To fix this problem, Loo invented nanotransfer printing (nTP), a printing method that does not require any solvents. Her nTP is much like offset printing; she creates raised and recessed regions on a pliable, “elastomeric” stamp that resembles the circuit’s design. Using this stamp, circuit components can then be directly transferred onto flexible plastics without subsequent etching procedures. The entire stamping process takes only 30 seconds, and the circuits can be made “as big as you want,” according to Loo.
Meyers developed a new mathematical model of epidemics while working with researchers at the University of British Columbia Centre for Disease Control during the 2003 Canadian outbreak of severe acute respiratory syndrome (SARS). The model is based on how people come into contact with each other, and can be personalized to accurately predict the spread of a disease in any health-care setting or community. Public officials and health-care professionals will be able to apply the model to studying possible courses of action before making decisions.

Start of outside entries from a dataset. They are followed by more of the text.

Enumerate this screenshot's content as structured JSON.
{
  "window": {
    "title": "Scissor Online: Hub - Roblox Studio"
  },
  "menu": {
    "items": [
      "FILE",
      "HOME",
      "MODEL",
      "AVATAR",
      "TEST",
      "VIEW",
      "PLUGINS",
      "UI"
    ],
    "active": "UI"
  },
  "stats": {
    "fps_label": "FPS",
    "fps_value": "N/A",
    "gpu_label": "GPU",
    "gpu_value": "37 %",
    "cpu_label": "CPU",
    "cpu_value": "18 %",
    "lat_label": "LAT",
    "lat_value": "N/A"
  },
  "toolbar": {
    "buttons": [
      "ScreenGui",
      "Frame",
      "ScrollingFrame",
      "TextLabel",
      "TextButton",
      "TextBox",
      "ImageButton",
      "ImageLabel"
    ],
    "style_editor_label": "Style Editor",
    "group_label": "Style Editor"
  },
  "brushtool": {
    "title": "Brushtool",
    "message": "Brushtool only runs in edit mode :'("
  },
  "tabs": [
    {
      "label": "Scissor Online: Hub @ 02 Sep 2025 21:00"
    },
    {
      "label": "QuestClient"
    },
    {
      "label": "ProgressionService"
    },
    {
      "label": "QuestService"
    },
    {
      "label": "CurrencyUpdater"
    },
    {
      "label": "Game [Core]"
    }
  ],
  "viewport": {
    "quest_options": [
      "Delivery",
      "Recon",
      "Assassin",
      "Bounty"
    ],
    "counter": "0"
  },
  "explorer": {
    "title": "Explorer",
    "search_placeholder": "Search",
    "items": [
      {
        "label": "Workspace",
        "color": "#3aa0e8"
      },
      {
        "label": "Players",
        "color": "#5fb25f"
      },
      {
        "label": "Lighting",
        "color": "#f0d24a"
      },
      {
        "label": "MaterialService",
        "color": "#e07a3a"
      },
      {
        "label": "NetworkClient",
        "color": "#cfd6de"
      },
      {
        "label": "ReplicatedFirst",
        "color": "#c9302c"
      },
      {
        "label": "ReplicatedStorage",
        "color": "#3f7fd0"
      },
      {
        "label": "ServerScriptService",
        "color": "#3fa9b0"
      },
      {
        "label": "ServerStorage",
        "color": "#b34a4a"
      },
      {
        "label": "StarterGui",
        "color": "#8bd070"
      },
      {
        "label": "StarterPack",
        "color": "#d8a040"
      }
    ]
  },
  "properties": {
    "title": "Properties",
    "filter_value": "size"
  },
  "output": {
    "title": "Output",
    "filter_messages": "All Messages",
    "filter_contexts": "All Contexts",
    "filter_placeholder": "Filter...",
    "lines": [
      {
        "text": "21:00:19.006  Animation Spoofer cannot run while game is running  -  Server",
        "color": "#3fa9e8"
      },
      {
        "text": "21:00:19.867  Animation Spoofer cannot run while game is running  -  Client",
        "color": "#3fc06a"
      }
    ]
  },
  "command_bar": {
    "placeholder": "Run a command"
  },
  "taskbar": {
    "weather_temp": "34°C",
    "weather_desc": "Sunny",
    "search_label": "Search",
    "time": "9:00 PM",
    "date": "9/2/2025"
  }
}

Meyers has received funding from organizations such as the National Science Foundation, the Canadian Institute of Health Research and the Santa Fe Institute. An associate editor for the Journal of Molecular Evolution, she has published more than a dozen papers. Meyers has been interviewed about her research by media that includes Newsweek, National Public Radio and Wired News.
She joined the university faculty in 2003 after completing a National Science Foundation postdoctoral fellowship at the Santa Fe Institute, Emory University and the University of Houston. She obtained a bachelor’s in mathematics and philosophy from Harvard University and her doctor’s degree in biology at Stanford University.